With the help of the University tower, the purchase of some new equipment, and the cooperation of CableOne and KBIA, members of the Kirksville community can now receive a stronger National Public Radio signal under the call letters KKTR. The station rebroadcasts KBIA on 89.7 FM at 1000 watts, instead of the 10-watt translator (58 watts ERP) that had been used in the past. This endeavor also gives Adair County permanent access to KBIA.

For members of the Kirksville community who listen to KBIA and would like to help defray the University's equipment costs associated with the new and stronger signal, a fund has been established with the Truman State University Foundation to accept charitable gifts. Gifts to the fund will be used this year exclusively for the purpose of establishing KKTR to provide a strong and reliable National Public Radio signal to the community. For more information contact Dean Van Galen at (660) 785-4133, dvg@truman.edu or Heidi Templeton at (660) 785-4016, heidi@truman.edu.

McNair Program Celebrates 10 Years at Truman

The McNair Program at Truman State University celebrated "A Decade of Excellence" with several events in September. The McNair Program began the 10th anniversary celebration festivities at Truman Sept. 18 with the annual McNair Research Presentations and Luncheon. McNair scholars, students, faculty and staff viewed the presentation of the 2002 summer research interns. In a panel discussion Sept. 19, staff members from the McNair Program, Residential Living, Financial Aid and Multicultural Affairs discussed how Truman State University deals with retention, graduation and graduate school placement rates. A closing banquet was held Sept. 21, at Patterson's Banquet Center.

In addition to celebrating its 10th anniversary, the Truman McNair Program also received recognition at the recent national TRIO conference organized by the U.S. Department of Education. Truman McNair Program Director Emmanuel Nnadozie was surprised when, in front of the large gathering, Robert Belle, former director of the Office of Federal TRIO Programs, held up the Truman McNair Program publication, The McNair Scholarly Review of Truman State University, and told the audience that Truman's publication should be emulated by all McNair Programs.

McNair is one of the six TRIO programs funded by the Federal Department of Education to support students from disadvantaged backgrounds who demonstrate academic potential.
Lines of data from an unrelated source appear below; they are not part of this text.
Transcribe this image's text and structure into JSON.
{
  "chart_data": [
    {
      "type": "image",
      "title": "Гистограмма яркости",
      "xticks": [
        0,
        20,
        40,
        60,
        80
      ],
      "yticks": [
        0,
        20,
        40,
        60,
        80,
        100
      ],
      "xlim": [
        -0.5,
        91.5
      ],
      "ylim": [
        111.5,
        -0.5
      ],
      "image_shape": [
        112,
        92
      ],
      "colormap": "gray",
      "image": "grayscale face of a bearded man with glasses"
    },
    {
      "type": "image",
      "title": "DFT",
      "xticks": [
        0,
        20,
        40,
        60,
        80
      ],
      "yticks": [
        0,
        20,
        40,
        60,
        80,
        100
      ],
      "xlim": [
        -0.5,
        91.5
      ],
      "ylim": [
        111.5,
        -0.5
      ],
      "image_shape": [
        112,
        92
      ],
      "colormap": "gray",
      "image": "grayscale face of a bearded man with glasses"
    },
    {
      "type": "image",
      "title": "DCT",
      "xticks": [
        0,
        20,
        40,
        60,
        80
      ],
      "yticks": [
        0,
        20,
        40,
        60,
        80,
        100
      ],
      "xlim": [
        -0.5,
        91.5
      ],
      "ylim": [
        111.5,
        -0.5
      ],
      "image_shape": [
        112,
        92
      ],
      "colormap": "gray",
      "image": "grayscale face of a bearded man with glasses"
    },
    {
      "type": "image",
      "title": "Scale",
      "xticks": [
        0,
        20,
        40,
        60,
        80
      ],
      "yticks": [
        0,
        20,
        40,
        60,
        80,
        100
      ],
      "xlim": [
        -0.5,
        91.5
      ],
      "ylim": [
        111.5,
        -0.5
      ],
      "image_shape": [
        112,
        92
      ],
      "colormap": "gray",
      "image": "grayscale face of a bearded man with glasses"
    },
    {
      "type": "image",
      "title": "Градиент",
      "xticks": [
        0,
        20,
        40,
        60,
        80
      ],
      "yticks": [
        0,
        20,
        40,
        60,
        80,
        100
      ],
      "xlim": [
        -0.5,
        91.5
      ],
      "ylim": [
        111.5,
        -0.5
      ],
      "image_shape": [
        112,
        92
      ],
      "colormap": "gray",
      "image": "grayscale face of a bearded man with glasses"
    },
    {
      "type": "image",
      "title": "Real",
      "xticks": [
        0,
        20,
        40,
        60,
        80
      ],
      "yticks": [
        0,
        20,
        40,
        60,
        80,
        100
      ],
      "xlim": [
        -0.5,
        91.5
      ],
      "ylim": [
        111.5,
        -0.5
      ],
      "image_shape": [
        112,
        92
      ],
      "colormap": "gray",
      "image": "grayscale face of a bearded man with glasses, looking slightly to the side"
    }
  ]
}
The purpose of the McNair Program is to increase the number of first-generation and low-income students and underrepresented minority groups who obtain doctorial degrees by: preparing students for doctorial studies through involvement in research, mentoring, and other activities; assisting students in graduating from college and enrolling in graduate school; and supporting students in the completion of doctorial studies.
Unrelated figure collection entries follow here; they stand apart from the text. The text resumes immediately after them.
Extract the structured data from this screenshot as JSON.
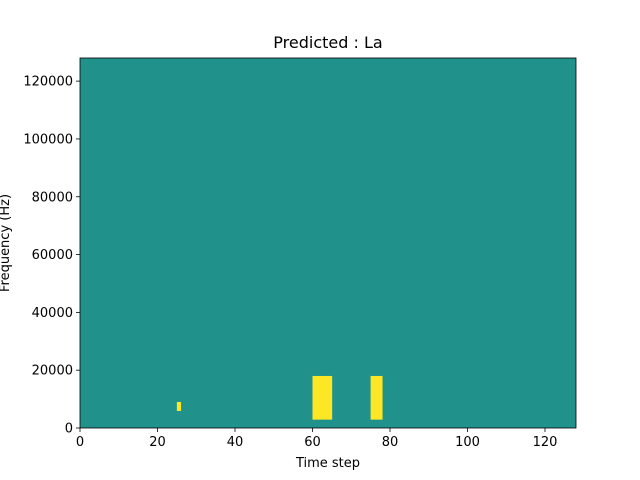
{
  "chart_data": {
    "type": "heatmap",
    "title": "Predicted : La",
    "xlabel": "Time step",
    "ylabel": "Frequency (Hz)",
    "xlim": [
      0,
      128
    ],
    "ylim": [
      0,
      128000
    ],
    "x_ticks": [
      0,
      20,
      40,
      60,
      80,
      100,
      120
    ],
    "x_tick_labels": [
      "0",
      "20",
      "40",
      "60",
      "80",
      "100",
      "120"
    ],
    "y_ticks": [
      0,
      20000,
      40000,
      60000,
      80000,
      100000,
      120000
    ],
    "y_tick_labels": [
      "0",
      "20000",
      "40000",
      "60000",
      "80000",
      "100000",
      "120000"
    ],
    "grid": false,
    "colormap": "viridis",
    "colors": {
      "low": "#440154",
      "mid": "#21918c",
      "high": "#fde725"
    },
    "value_levels": [
      -1,
      0,
      1
    ],
    "background_value": 0,
    "cell_height_hz": 3000,
    "cell_width_steps": 1,
    "cells": [
      [
        0,
        0,
        0,
        0,
        0,
        0,
        0,
        0,
        0,
        0,
        0,
        0,
        0,
        0,
        0,
        0,
        0,
        0,
        0,
        0,
        0,
        0,
        0,
        0,
        0,
        0,
        0,
        0,
        0,
        0,
        0,
        0,
        0,
        0,
        0,
        0,
        0,
        0,
        0,
        0,
        0,
        0,
        0,
        0,
        0,
        0,
        0,
        0,
        0,
        0,
        0,
        0,
        0,
        0,
        0,
        0,
        0,
        0,
        0,
        0,
        0,
        0,
        0,
        0,
        0,
        0,
        0,
        0,
        0,
        0,
        0,
        0,
        0,
        0,
        0,
        0,
        0,
        0,
        0,
        0,
        0,
        0,
        0,
        0,
        0,
        0,
        0,
        0,
        0,
        0,
        0,
        0,
        0,
        0,
        0,
        0,
        0,
        0,
        0,
        0,
        0,
        0,
        0,
        0,
        0,
        0,
        0,
        0,
        0,
        0,
        0,
        0,
        0,
        0,
        0,
        0,
        0,
        0,
        0,
        0,
        0,
        0,
        0,
        0,
        0,
        0,
        0,
        0
      ],
      [
        0,
        0,
        0,
        0,
        0,
        0,
        0,
        0,
        0,
        0,
        0,
        0,
        0,
        0,
        0,
        0,
        0,
        0,
        0,
        0,
        0,
        0,
        0,
        0,
        0,
        0,
        0,
        0,
        0,
        0,
        0,
        0,
        0,
        0,
        0,
        0,
        0,
        0,
        0,
        0,
        0,
        0,
        0,
        0,
        0,
        0,
        0,
        0,
        0,
        0,
        0,
        0,
        0,
        0,
        0,
        0,
        0,
        0,
        0,
        0,
        1,
        1,
        1,
        1,
        1,
        0,
        0,
        0,
        0,
        0,
        0,
        0,
        0,
        0,
        0,
        1,
        1,
        1,
        0,
        0,
        0,
        0,
        0,
        0,
        0,
        0,
        0,
        0,
        0,
        0,
        0,
        0,
        0,
        0,
        0,
        0,
        0,
        0,
        0,
        0,
        0,
        0,
        0,
        0,
        0,
        0,
        0,
        0,
        0,
        0,
        0,
        0,
        0,
        0,
        0,
        0,
        0,
        0,
        0,
        0,
        0,
        0,
        0,
        0,
        0,
        0,
        0,
        0
      ],
      [
        0,
        0,
        0,
        0,
        0,
        0,
        0,
        0,
        0,
        0,
        0,
        0,
        0,
        0,
        0,
        0,
        0,
        0,
        0,
        0,
        0,
        0,
        0,
        0,
        0,
        1,
        0,
        0,
        0,
        0,
        0,
        0,
        0,
        0,
        0,
        0,
        0,
        0,
        0,
        0,
        0,
        0,
        0,
        0,
        0,
        0,
        0,
        0,
        0,
        0,
        0,
        0,
        0,
        0,
        0,
        0,
        0,
        0,
        0,
        0,
        1,
        1,
        1,
        1,
        1,
        0,
        0,
        0,
        0,
        0,
        0,
        0,
        0,
        0,
        0,
        1,
        1,
        1,
        0,
        0,
        0,
        0,
        0,
        0,
        0,
        0,
        0,
        0,
        0,
        0,
        0,
        0,
        0,
        0,
        0,
        0,
        0,
        0,
        0,
        0,
        0,
        0,
        0,
        0,
        0,
        0,
        0,
        0,
        0,
        0,
        0,
        0,
        0,
        0,
        0,
        0,
        0,
        0,
        0,
        0,
        0,
        0,
        0,
        0,
        0,
        0,
        0,
        0
      ],
      [
        0,
        0,
        0,
        0,
        0,
        0,
        0,
        0,
        0,
        0,
        0,
        0,
        0,
        0,
        0,
        0,
        0,
        0,
        0,
        0,
        0,
        0,
        0,
        0,
        0,
        0,
        0,
        0,
        0,
        0,
        0,
        0,
        0,
        0,
        0,
        0,
        0,
        0,
        0,
        0,
        0,
        0,
        0,
        0,
        0,
        0,
        0,
        0,
        0,
        0,
        0,
        0,
        0,
        0,
        0,
        0,
        0,
        0,
        0,
        0,
        1,
        1,
        1,
        1,
        1,
        0,
        0,
        0,
        0,
        0,
        0,
        0,
        0,
        0,
        0,
        1,
        1,
        1,
        0,
        0,
        0,
        0,
        0,
        0,
        0,
        0,
        0,
        0,
        0,
        0,
        0,
        0,
        0,
        0,
        0,
        0,
        0,
        0,
        0,
        0,
        0,
        0,
        0,
        0,
        0,
        0,
        0,
        0,
        0,
        0,
        0,
        0,
        0,
        0,
        0,
        0,
        0,
        0,
        0,
        0,
        0,
        0,
        0,
        0,
        0,
        0,
        0,
        0
      ],
      [
        0,
        0,
        0,
        0,
        0,
        0,
        0,
        0,
        0,
        0,
        0,
        0,
        0,
        0,
        0,
        0,
        0,
        0,
        0,
        0,
        0,
        0,
        0,
        0,
        0,
        0,
        0,
        0,
        0,
        0,
        0,
        0,
        0,
        0,
        0,
        0,
        0,
        0,
        0,
        0,
        0,
        0,
        0,
        0,
        0,
        0,
        0,
        0,
        0,
        0,
        0,
        0,
        0,
        0,
        0,
        0,
        0,
        0,
        0,
        0,
        1,
        1,
        1,
        1,
        1,
        0,
        0,
        0,
        0,
        0,
        0,
        0,
        0,
        0,
        0,
        1,
        1,
        1,
        0,
        0,
        0,
        0,
        0,
        0,
        0,
        0,
        0,
        0,
        0,
        0,
        0,
        0,
        0,
        0,
        0,
        0,
        0,
        0,
        0,
        0,
        0,
        0,
        0,
        0,
        0,
        0,
        0,
        0,
        0,
        0,
        0,
        0,
        0,
        0,
        0,
        0,
        0,
        0,
        0,
        0,
        0,
        0,
        0,
        0,
        0,
        0,
        0,
        0
      ],
      [
        0,
        0,
        0,
        0,
        0,
        0,
        0,
        0,
        0,
        0,
        0,
        0,
        0,
        0,
        0,
        0,
        0,
        0,
        0,
        0,
        0,
        0,
        0,
        0,
        0,
        0,
        0,
        0,
        0,
        0,
        0,
        0,
        0,
        0,
        0,
        0,
        0,
        0,
        0,
        0,
        0,
        0,
        0,
        0,
        0,
        0,
        0,
        0,
        0,
        0,
        0,
        0,
        0,
        0,
        0,
        0,
        0,
        0,
        0,
        0,
        1,
        1,
        1,
        1,
        1,
        0,
        0,
        0,
        0,
        0,
        0,
        0,
        0,
        0,
        0,
        1,
        1,
        1,
        0,
        0,
        0,
        0,
        0,
        0,
        0,
        0,
        0,
        0,
        0,
        0,
        0,
        0,
        0,
        0,
        0,
        0,
        0,
        0,
        0,
        0,
        0,
        0,
        0,
        0,
        0,
        0,
        0,
        0,
        0,
        0,
        0,
        0,
        0,
        0,
        0,
        0,
        0,
        0,
        0,
        0,
        0,
        0,
        0,
        0,
        0,
        0,
        0,
        0
      ]
    ]
  }
}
For more information on the McNair Program at Truman visit http://mcnair.truman.edu/.

McNair Group

Shown left to right (front row): Ryan Stewart, Jennifer Walz, Katherine Laufersweiler, Jennifer Main, Shureka Cannon, Paya Rhodes, Tonya Sanders, Sarah A. Hass (Administrative Assistant). (Middle row) Emmanuel Nnadozie (Director), Ranessa Cooper, Donna Stewart, Matthew Scott, Angie Baum, Megan Dunn, Courtney Carter, Tisha Wiley, Tara Johnson, John Ishiyama (Research Coordinator), Teresa York (Program Coordinator). (Back row) Nyasha Nyamapfene, Anna Rudroff, Zepel Anderson, Gerrad Jones, John Woodward, Joaquin Chicamcham.